Mark Roberts disappeared after his solo project The Enright House released its last album in 2007. He moved away from New Zealand, settled in New York, and set up the label Stars and Letters (through which excellent stuff such as Black City Lights were released). But his own musical output was fairly quiet. The Enright House’s stuff was moody and expansive – the type of music you’d listen to lose yourself in. We Are Temporary however is much, much more claustrophobic. It’s aggressive musically, but the lyrics betray a real fragility. Roberts’ explorations of textures and rhythm are confronting, but it’s an extremely rewarding album.

There are obvious musical parallels to artists such as The Knife and Bjork from the outset, in the use of electronic soundscapes that sound rawer and more human than acoustic instruments. Roberts spent years working on these songs, but there’s an immediacy that doesn’t feel over-produced in the slightest. ‘Hurt’, for example, pulsates with a fury that sounds almost uncontrolled. The electronic beats of ‘Afterthoughts’ sound almost tribal. This music clearly jars with anyone expecting the measured and beautiful work that had characterised Roberts’ previous music.

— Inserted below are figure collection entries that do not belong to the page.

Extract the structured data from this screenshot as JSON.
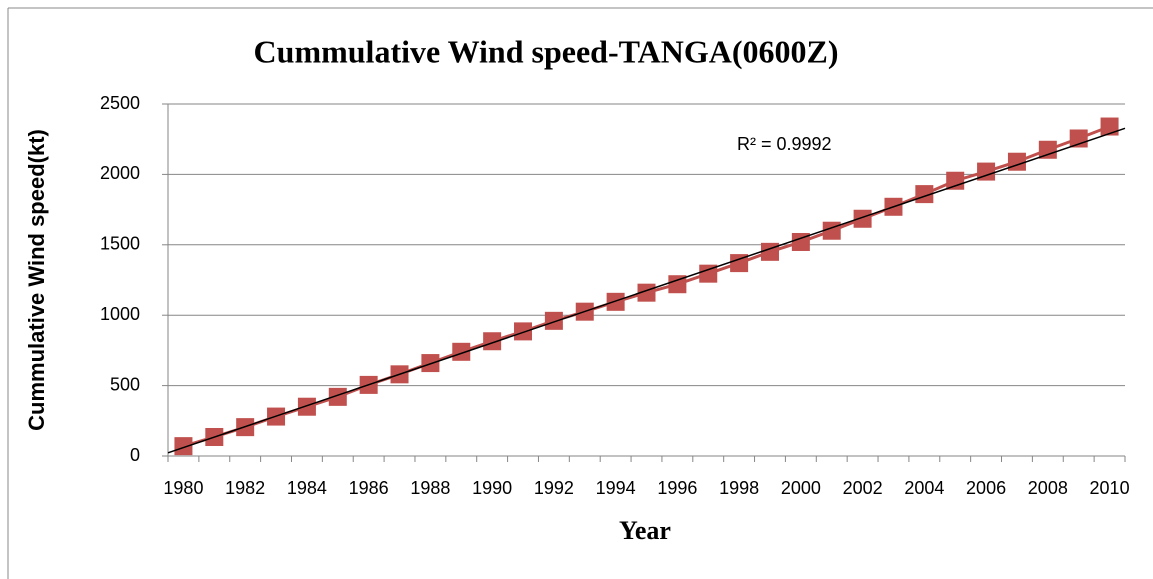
{
  "chart_data": {
    "type": "line",
    "title": "Cummulative Wind speed-TANGA(0600Z)",
    "x_label": "Year",
    "y_label": "Cummulative Wind speed(kt)",
    "annotation": "R² = 0.9992",
    "categories": [
      "1980",
      null,
      "1982",
      null,
      "1984",
      null,
      "1986",
      null,
      "1988",
      null,
      "1990",
      null,
      "1992",
      null,
      "1994",
      null,
      "1996",
      null,
      "1998",
      null,
      "2000",
      null,
      "2002",
      null,
      "2004",
      null,
      "2006",
      null,
      "2008",
      null,
      "2010"
    ],
    "series": [
      {
        "color": "#c0504d",
        "values": [
          70,
          135,
          205,
          280,
          350,
          420,
          505,
          580,
          660,
          740,
          815,
          885,
          960,
          1025,
          1095,
          1160,
          1220,
          1295,
          1370,
          1450,
          1520,
          1600,
          1685,
          1770,
          1860,
          1955,
          2020,
          2090,
          2175,
          2255,
          2340
        ]
      }
    ],
    "trendline": {
      "color": "#000000",
      "values": [
        60,
        2290
      ]
    },
    "ylim": [
      0,
      2500
    ],
    "yticks": [
      0,
      500,
      1000,
      1500,
      2000,
      2500
    ],
    "grid": true
  }
}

It is only in the midpoint of the EP that things seem to calm in terms of mood. Roberts’ voice becomes more soulful, and floats above the arrangements. ‘Satellites’ is gorgeous; a fragile, yet at times epic sounding piece. ‘Starash’ drifts, a welcome respite before the vaguely cathartic finale of ‘Swords’. The catharsis seems particular hard fought for – Roberts’ particularly blunt lyrics and uncompromising sounds make it, it’s fair to say, a challenging listen. The EP certainly feels like a purging in many respects of the personal challenges faced by Roberts in the lead-up to the release.

The EP links together, in spite of, or perhaps because of the eclecticism of the sounds and rhythms. It’s a complex collection of songs, but it’s also all too brief – there are plenty of ideas in there that would have made a great full-length album. I suppose the only response is to ask for more please.